ITP Blogs for week-4-the-main-character-of-an-image

🖍️ Notes

We used to live in linear line world, and now it is a spatial world.

Models
Diffusion model behaves differently than latent space models. The latent space will be able to tell the conceptual space between an object and another, thus rendering it more similar to our mind. While diffusion, just literally gets into the middle of one and another object.

GAN: generator and a discriminator network compete: the generator tries to produce realistic data, while the discriminator tries to distinguish fake data from real data.

Concepts

Latent space is compressed.

Embedding is a 'location', it needs another embedding to be useful (so you can start making connection / space between them).

Writing

geometry reflects meaningful semantic relationships

Hiano’s writing makes me think about the journeys to get into a vector in a latent space. As there are infinite vector points in a latent space, there is infinite number of journeys that could be taken to arrive at that specific vector points. We can probably metaphorize each of this infinite journeys as each of the human beings that could have existed in this world since the onset of world creation. Each human beings carry their own life experience, hence traversing through a ‘unique’ journey to get to a vector point that defines ‘who’ they are. For example, “to be a Kezia (me)”,

—

I was watching 3Blue1Brown video on Transformers when I notice that the examples used for the image to text model only filters the subject of the image and not the totality of it. For example, an image of a bird perching on some branches of tree will be condensed to just a bird. In other words, only high level abstraction of the image is captured. The way that popular models prioritise the “main subject” seems to be based on the tendency of human mind to highlight salient objects.

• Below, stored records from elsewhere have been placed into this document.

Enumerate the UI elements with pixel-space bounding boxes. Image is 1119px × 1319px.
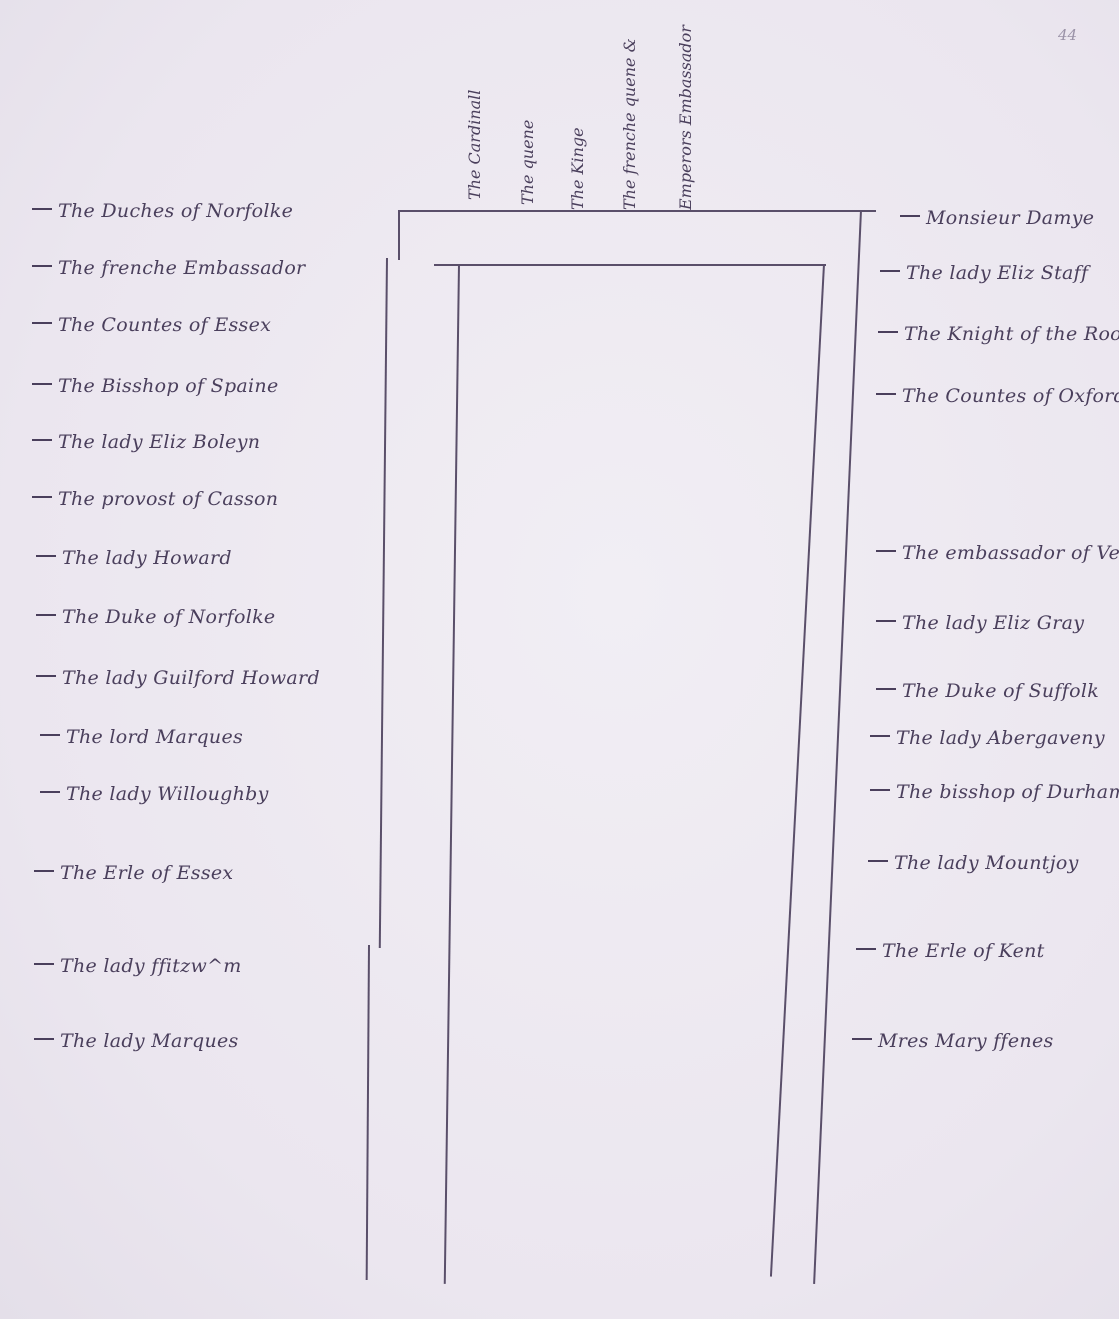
table-outer-right: [813, 210, 862, 1284]
table-outer-left-bottom: [366, 945, 370, 1280]
table-inner-right: [770, 264, 825, 1277]
right-seat: The lady Eliz Gray: [876, 612, 1084, 634]
left-seat: The lord Marques: [40, 726, 243, 748]
head-name: Emperors Embassador: [676, 25, 695, 210]
right-seat: The Knight of the Roo: [878, 323, 1119, 345]
right-seat: The Duke of Suffolk: [876, 680, 1099, 702]
left-seat: The Countes of Essex: [32, 314, 271, 336]
left-seat: The Erle of Essex: [34, 862, 233, 884]
table-inner-left: [444, 264, 460, 1284]
table-inner-top: [434, 264, 826, 266]
left-seat: The Duke of Norfolke: [36, 606, 275, 628]
left-seat: The lady Willoughby: [40, 783, 269, 805]
right-seat: The lady Abergaveny: [870, 727, 1105, 749]
left-seat: The lady ffitzw^m: [34, 955, 242, 977]
right-seat: The lady Eliz Staff: [880, 262, 1088, 284]
left-seat: The lady Eliz Boleyn: [32, 431, 260, 453]
right-seat: Monsieur Damye: [900, 207, 1094, 229]
right-seat: The lady Mountjoy: [868, 852, 1079, 874]
left-seat: The Bisshop of Spaine: [32, 375, 279, 397]
right-seat: Mres Mary ffenes: [852, 1030, 1054, 1052]
left-seat: The Duches of Norfolke: [32, 200, 293, 222]
right-seat: The bisshop of Durham: [870, 781, 1119, 803]
right-seat: The embassador of Ven: [876, 542, 1119, 564]
head-name: The Kinge: [568, 127, 587, 210]
table-outer-left: [398, 210, 400, 260]
table-outer-left-lower: [379, 258, 388, 948]
head-name: The frenche quene &: [620, 38, 639, 210]
right-seat: The Erle of Kent: [856, 940, 1045, 962]
head-name: The Cardinall: [465, 90, 484, 200]
manuscript-page: 44 The Cardinall The quene The Kinge The…: [0, 0, 1119, 1319]
left-seat: The frenche Embassador: [32, 257, 305, 279]
left-seat: The provost of Casson: [32, 488, 278, 510]
head-name: The quene: [518, 120, 537, 205]
left-seat: The lady Guilford Howard: [36, 667, 320, 689]
table-outer-top: [398, 210, 876, 212]
left-seat: The lady Marques: [34, 1030, 239, 1052]
page-number: 44: [1058, 26, 1077, 44]
left-seat: The lady Howard: [36, 547, 232, 569]
right-seat: The Countes of Oxford: [876, 385, 1119, 407]
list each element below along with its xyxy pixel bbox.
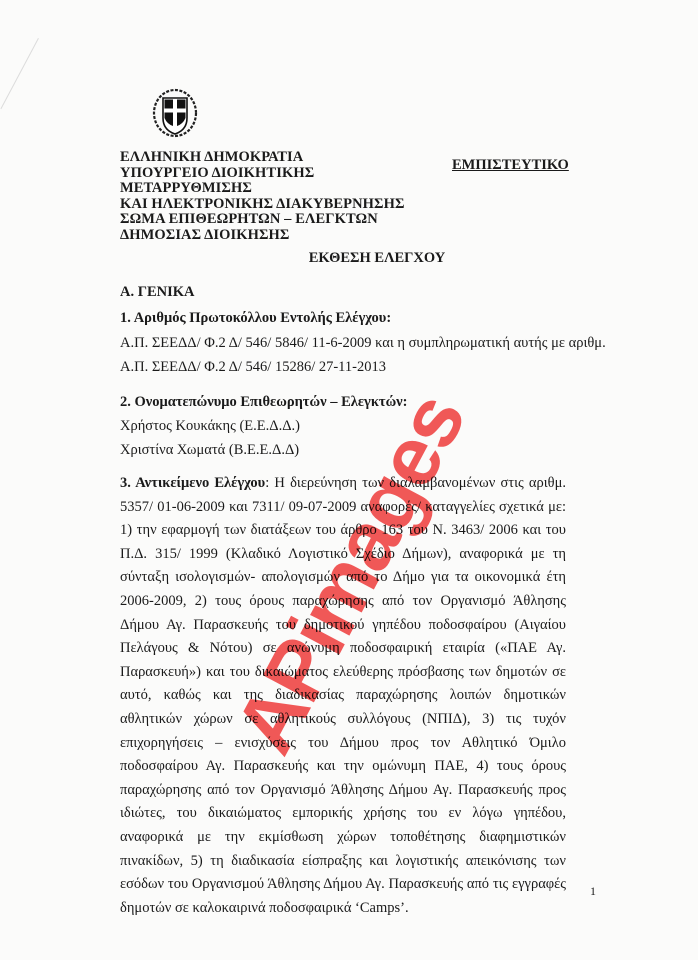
greek-coat-of-arms-icon <box>152 88 198 138</box>
protocol-line: Α.Π. ΣΕΕΔΔ/ Φ.2 Δ/ 546/ 5846/ 11-6-2009 … <box>120 335 606 352</box>
protocol-line: Α.Π. ΣΕΕΔΔ/ Φ.2 Δ/ 546/ 15286/ 27-11-201… <box>120 359 386 376</box>
item3-heading: 3. Αντικείμενο Ελέγχου <box>120 475 265 491</box>
issuing-authority: ΕΛΛΗΝΙΚΗ ΔΗΜΟΚΡΑΤΙΑ ΥΠΟΥΡΓΕΙΟ ΔΙΟΙΚΗΤΙΚΗ… <box>120 150 405 243</box>
header-line: ΥΠΟΥΡΓΕΙΟ ΔΙΟΙΚΗΤΙΚΗΣ <box>120 166 405 182</box>
document-page: ΕΛΛΗΝΙΚΗ ΔΗΜΟΚΡΑΤΙΑ ΥΠΟΥΡΓΕΙΟ ΔΙΟΙΚΗΤΙΚΗ… <box>0 0 698 960</box>
page-number: 1 <box>590 884 596 899</box>
item1-heading: 1. Αριθμός Πρωτοκόλλου Εντολής Ελέγχου: <box>120 310 391 327</box>
header-line: ΚΑΙ ΗΛΕΚΤΡΟΝΙΚΗΣ ΔΙΑΚΥΒΕΡΝΗΣΗΣ <box>120 197 405 213</box>
header-line: ΔΗΜΟΣΙΑΣ ΔΙΟΙΚΗΣΗΣ <box>120 228 405 244</box>
inspector-name: Χριστίνα Χωματά (Β.Ε.Ε.Δ.Δ) <box>120 442 299 459</box>
header-line: ΜΕΤΑΡΡΥΘΜΙΣΗΣ <box>120 181 405 197</box>
header-line: ΣΩΜΑ ΕΠΙΘΕΩΡΗΤΩΝ – ΕΛΕΓΚΤΩΝ <box>120 212 405 228</box>
header-line: ΕΛΛΗΝΙΚΗ ΔΗΜΟΚΡΑΤΙΑ <box>120 150 405 166</box>
section-heading: Α. ΓΕΝΙΚΑ <box>120 284 194 301</box>
item2-heading: 2. Ονοματεπώνυμο Επιθεωρητών – Ελεγκτών: <box>120 394 407 411</box>
inspector-name: Χρήστος Κουκάκης (Ε.Ε.Δ.Δ.) <box>120 418 300 435</box>
item3-body: : Η διερεύνηση των διαλαμβανομένων στις … <box>120 475 566 916</box>
classification-label: ΕΜΠΙΣΤΕΥΤΙΚΟ <box>452 157 569 174</box>
audit-subject-paragraph: 3. Αντικείμενο Ελέγχου: Η διερεύνηση των… <box>120 472 566 920</box>
document-title: ΕΚΘΕΣΗ ΕΛΕΓΧΟΥ <box>0 250 698 267</box>
scan-artifact <box>0 38 38 109</box>
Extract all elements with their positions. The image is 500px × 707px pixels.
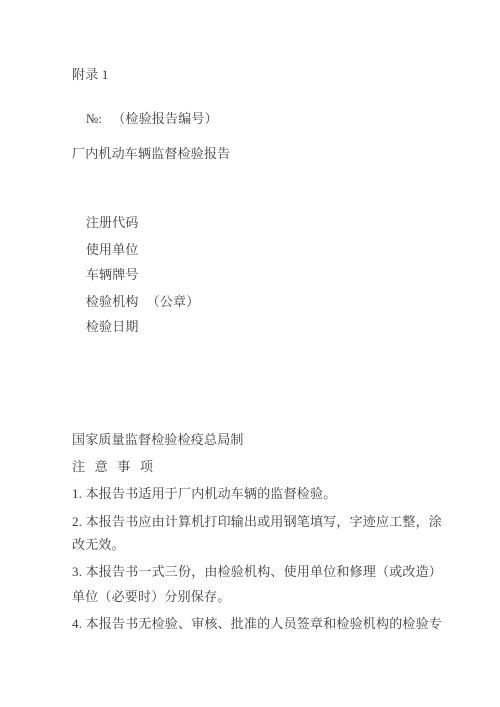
report-number-line: №:（检验报告编号） — [72, 92, 218, 146]
issuer-line: 国家质量监督检验检疫总局制 — [72, 431, 244, 449]
report-title: 厂内机动车辆监督检验报告 — [72, 145, 230, 163]
note-item-3-line-2: 单位（必要时）分别保存。 — [72, 588, 230, 606]
note-item-3-line-1: 3. 本报告书一式三份，由检验机构、使用单位和修理（或改造） — [72, 563, 442, 581]
document-page: 附录 1 №:（检验报告编号） 厂内机动车辆监督检验报告 注册代码 使用单位 车… — [0, 0, 500, 707]
note-item-2-line-2: 改无效。 — [72, 536, 125, 554]
note-item-4: 4. 本报告书无检验、审核、批准的人员签章和检验机构的检验专 — [72, 615, 442, 633]
note-item-2-line-1: 2. 本报告书应由计算机打印输出或用钢笔填写，字迹应工整，涂 — [72, 513, 442, 531]
official-seal-note: （公章） — [147, 294, 200, 309]
note-item-1: 1. 本报告书适用于厂内机动车辆的监督检验。 — [72, 485, 336, 503]
report-number-label: №: — [86, 111, 102, 126]
field-inspection-date: 检验日期 — [72, 300, 139, 354]
field-label: 检验日期 — [86, 319, 139, 334]
report-number-hint: （检验报告编号） — [112, 111, 218, 126]
notes-heading: 注 意 事 项 — [72, 458, 153, 476]
appendix-label: 附录 1 — [72, 66, 109, 84]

From the perspective of alt text/search/image tagging, it seems that concise captions are more practical though may not be the most accurate. Most people googles with few descriptive words, and this kind of behaviour may pair better with simplified alt text rather than overly descriptive alt text that may not match with the user’s simple search keywords. This makes me wonder, is it more intuitive for human to think of a broader concept first? Is it because humans are social creatures, thus our visual communication is more optimised for the “main character” in the scene (i.e, the other human you are interacting with)?

And surely, machine learning models are trained based on our human biases. That may explain why more models are outputting high level description of an image.

This favour towards conciseness seems to benefit daily / casual conversation and user interface texts. Both being topics that are averaged to most human experiences and can cater to the mass. On the other side, accurate/exhaustive description will be required on highly technical / niche subjects such as scientific research, forensics, medical reports. These topics may not be accessible to most human’s knowledge, but only to a handful of experts.

That being said, who is machine learnings being trained for? Are we prioritising the general population, or specialized technical domains? Should machine learning be built for everyday people, or should it just be kept behind the scenes in specialized fields?